FH Office is a mixed-use development project. With an area of 2,000 square metres, this 7-storey high building consists of both commercial and residential space and is located on the west side of Bangkok.
The concept of FH Office took shape when we had a conversation with the owner of the project and found his perspective towards physical well-being very engaging: "True, we are a pharmaceutical company, but we never want people to become ill. We also provide other dietary supplements to support healthy living. We as an administrative team also encourage healthy lifestyle among our employees and lead by example by using stairs instead of elevators, for instance."

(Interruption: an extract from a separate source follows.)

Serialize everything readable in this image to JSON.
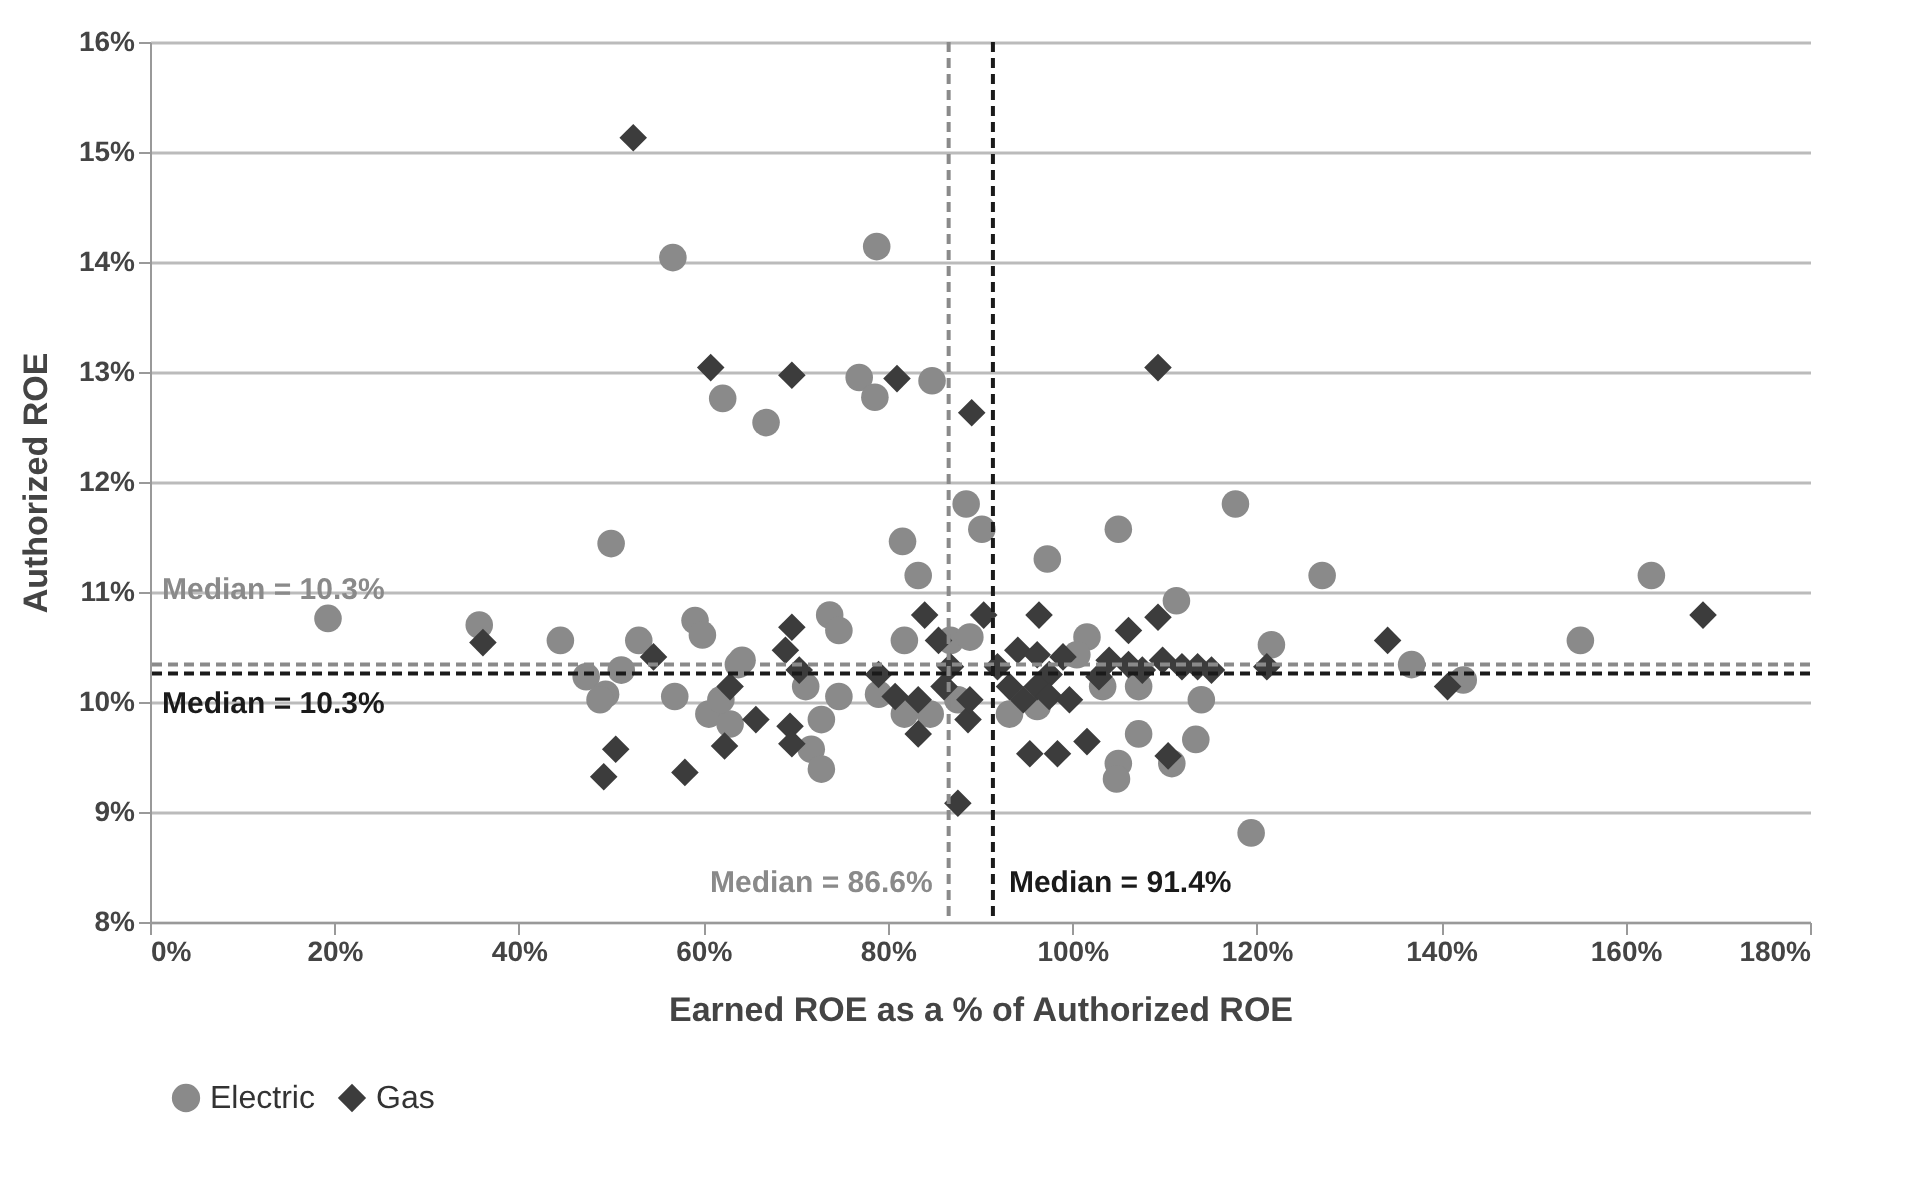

This soon became the foundation of our design concept: dualism.
Structure — we use two main approaches: post-tension slab, and post and beam. Post-tension slab loosely holds a majority of the building parts together, while post and beam construction makes way for a modular design system (3x3x3 in size) which constitutes the main interior space.
Interior vs Exterior — As the company relies on constant collaboration among different departments, the common areas are needed to enhance workflow. Both the owner and designers agree, too, that these shared spaces should have good ventilation and are open to natural light. From these requirements, we have designed different working spaces, each of which is linked by a common area that serves different purposes. There are many advantages to this design. It considerably reduces energy use since the lighting and a/c systems are independently controlled in each department. It also increases semi-outdoor space and therefore invites more natural light into the working area. Perhaps most importantly, this design can help reduce infections from airborne diseases. (This design project was carried out before the Covid-19 pandemic.)
Staircases — We brought an aesthetic look to our staircase design to encourage people to use them instead of elevators. This will in turn benefit their health.
Shape and Form — FH Office is located in a densely populated residential area, where row houses make up a majority of the buildings. We then see a possibility to add this row-house mood into our design, so both the physical characteristics and visual portrayal create a juxtaposition between the building and its surrounding. Some of the common areas may, for instance, give birth to a unique perspective as if they were connected to other row houses, while multiple cubic forms may appear in contrast to the rectangular buildings nearby. Likewise, the spiral staircases further emphasise a sense of duality once perceived against the backdrop of straight lines.